【鼠径ヘルニアとは】
足のつけ根の部分を鼠径部と言いますが、立ったときやお腹に力を入れた時にその部分がふくらんでしまう病気を鼠径ヘルニアといいます。加齢などによって鼠径部の筋肉が弱くなり、筋肉の隙間から腸や脂肪組織が皮下に出てくるのが原因です。自然に治ることはなく、治療には手術が必要です。

(鼠径ヘルニアのイメージ図)
【症状】
横になると引っ込むような柔らかいでっぱりを鼠径部に触ります。ほかに、ひきつるような痛み、つっぱり感、便秘などが起こることもあります。脱出した腸が戻らなくなることを嵌頓(かんとん)といい、その場合は緊急手術が必要になることがあります。
【検査】
CTでうつ伏せになり腹圧をかけて撮影することで、ヘルニアの詳細な状況がわかります。また、手術に耐えられるか判断するため、血液検査、心電図や心臓のエコー、呼吸機能などの検査も行います。
【治療法】
ヘルニアの治療は手術のみです。隙間の部分をメッシュという人工物で補強するのがこの手術の本質です。
【当院における治療の特徴】
・ダビンチ手術:手術支援ロボット(ダビンチ)を用いて手術を行います。傷は従来の腹腔鏡手術と変わりませんが、ロボット手術でより繊細な操作が可能となりました。入院期間は2〜4日程度です。メリットは、術後の痛みの改善、左右のヘルニアを一度に治せること、入院期間の短縮などがあります。2026年6月より保険診療で行います。

(手術ロボットであるダビンチのイメージです。術者が左のコンソールに座って、中央のロボットを操作して手術を行います。立体的な視野で精密な手術が可能です。)
・腹腔鏡下手術(TAPP法):状況によって従来の腹腔鏡下手術を選択することもあります。傷の位置・大きさや入院期間はダビンチとほぼ変わりません。
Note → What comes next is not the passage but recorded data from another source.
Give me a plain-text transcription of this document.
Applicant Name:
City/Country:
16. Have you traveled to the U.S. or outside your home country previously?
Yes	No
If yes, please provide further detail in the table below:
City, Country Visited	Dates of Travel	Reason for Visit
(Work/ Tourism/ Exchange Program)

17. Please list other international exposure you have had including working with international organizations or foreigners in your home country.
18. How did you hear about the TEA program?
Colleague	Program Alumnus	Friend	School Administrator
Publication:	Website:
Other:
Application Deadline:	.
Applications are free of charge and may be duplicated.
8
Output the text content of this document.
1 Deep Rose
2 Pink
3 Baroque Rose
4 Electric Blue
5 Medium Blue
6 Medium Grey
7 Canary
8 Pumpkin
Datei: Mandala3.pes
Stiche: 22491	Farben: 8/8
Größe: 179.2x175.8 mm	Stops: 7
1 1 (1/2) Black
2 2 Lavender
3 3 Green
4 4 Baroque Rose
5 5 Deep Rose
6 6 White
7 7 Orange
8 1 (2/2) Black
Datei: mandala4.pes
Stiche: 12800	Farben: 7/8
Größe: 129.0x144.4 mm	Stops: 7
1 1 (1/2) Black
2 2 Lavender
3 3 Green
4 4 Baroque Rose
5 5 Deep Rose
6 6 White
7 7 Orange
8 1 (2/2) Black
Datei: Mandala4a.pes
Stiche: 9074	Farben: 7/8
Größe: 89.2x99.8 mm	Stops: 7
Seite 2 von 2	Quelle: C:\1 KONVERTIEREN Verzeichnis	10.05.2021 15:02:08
(腹腔鏡下手術のイメージ。弱い部分にメッシュをあてて補強します。)
・ハイブリッド手術:他院で行った再発症例などは、腹腔鏡でヘルニアの様子をよく観察して、必要に応じて鼠径部切開も併用して治療するハイブリッド手術を行うことがあります。これにより難症例であっても再発を防ぎ確実に治療することを目指しています。
・鼠径部切開法:心臓や肺などのリスクが高い場合や、前立腺術後の症例などは、鼠径部を5cmほど切開して、直接修復します。その場合もメッシュを用いることがほとんどです。

(鼠径部切開法のイメージ。こちらは穴の部分に傘のようなメッシュを入れて、さらに平らなメッシュを用いて弱い部分を補強します。)
【女性に多い鼠径ヘルニア】
・大腿ヘルニア:鼠径部ヘルニアの一種ですが、通常よりも下の方から腸管が脱出します。穴が狭いため嵌頓し、緊急手術になることが多いです。

(大腿ヘルニアのイメージ。大腿ヘルニアは多くが嵌頓して、緊急手術となります。)
・ヌック管水腫:若年〜中年の女性に起こる病気で、鼠径部に残った腹膜が袋状になり水が溜まってしまう状態です。CTなどの画像をよく検討して、適切な手術で水が溜まった袋を取り除きます。
手術を行ったあとは、個人差はありますが一週間後くらいから日常生活は問題なくできるようになります。腹圧がかかるような仕事は一ヶ月程度控えていただきます。
鼠径部ヘルニアでお悩みの方は、お早めの受診をおすすめいたします。それぞれの患者さんに最適な治療法をご提案させていただきます。